Lifetimes in Rust, Why and How
What is lifetime
Lifetimes tells how long references would be valid, ensuring memory safety without a garbage collector.
Does not compile
fn longest (x:& str, y:& str) -> & str{
if x.len() > y.len() {
x
} else {
y
}
}
fn main() {
let string1 = String::from("Hi");
{
let string2 = String::from("Hello");
let result = longest (string1.as_str(), string2.as_str());
println! ("{result}");
}
}
$ cargo build
3 | fn longest(x:& str, y:& str) -> & str{
| ----- ----- ^ expected named lifetime parameter
|
= help: this function's return type contains a borrowed value, but
the signature does not say whether it is borrowed from `x` or `y`
help: consider introducing a named lifetime parameter
Why compliation error? Compiler is unable to infer the lifetimes of parameters
Compiles (With Lifetime Annotation)
Lifetime? Prefix every parameter with ‘k. Apostrophe (‘k), denotes reference has generic lifetime.

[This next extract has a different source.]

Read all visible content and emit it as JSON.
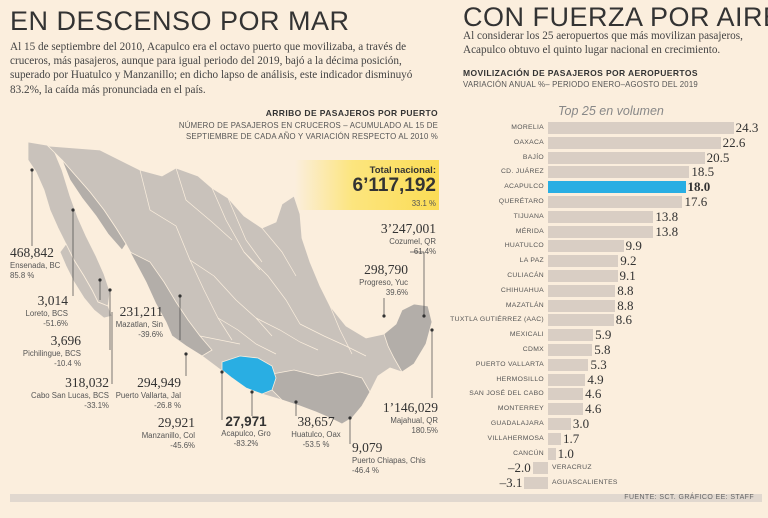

fn longest <'k> (x:&'k str, y:&'k str) -> &'k str{
if x.len() > y.len() {
x
} else {
y
}
}
fn main() {
let string1 = String::from("Hi");
{
let string2 = String::from("Hello ");
let result = longest (string1.as_str(), string2.as_str());
println! ("{result}");
}
}
$ cargo run
Hello
How this worked? Rust can’t tell whether the reference being returned refers to x or y Borrow checker can’t determine lifetime of return value will relate to x or y. With changed function signature, We tell compiler, returned reference will be valid as long as both the parameters are valid.
Lifetime in struct
Why we need lifetime in struct?
if we want to store reference in struct, ie struct does not hold Owned types.
Will not compile
struct A {
x:&str
}
fn main() {
let m = String::from("test");
let o = A {
x : &m,
};
println!("{}", o.x);
}
$ cargo run
missing lifetime specifier
--> src/main.rs:6:7
6 | x:&str
| ^ expected named lifetime parameter
Compiles (With Lifetime)
struct A <'a> {
x : &'a str,
}
fn main() {
let m = String::from("test");
let o = A {
x : &m,
};
println!("{}", o.x);
}
$ cargo run
test
Lifetime Ellision
The patterns programmed into Rust complier which applies lifetime rules in desired situtation automatically. These are not rules for programmers to follow; they’re a set of particular cases that the compiler will consider, and if your code fits these cases, you don’t need to write the lifetimes explicitly. Input Lifetime: Lifetimes on function or method parameters Output lifetimes: lifetimes on return values
3 rules to figure out the lifetimes
Rule-1(applies to input lifetimes)
compiler assigns a lifetime parameter to each parameter that’s a reference. 1 parameter gets one lifetime parameter, 2 parameters gets 3 separate lifetime parameters & so on
fn foo (x: &i32); becomes
fn foo <'a>(x: &'a i32);
fn foo (x:&i32, y:&i32) becomes
fn foo <'a, 'b>(x: &'a i32, y: &'b i32)
Rule-2(applies to input lifetimes)
if there is exactly one input lifetime parameter, that lifetime is assigned to all output lifetime parameters.
fn foo <'a>(x: &'a i32) -> &'a i32
Rule-3
if there are multiple input lifetime parameters, but one of them is &self or &mut self, lifetime of self is assigned to all output lifetime parameters.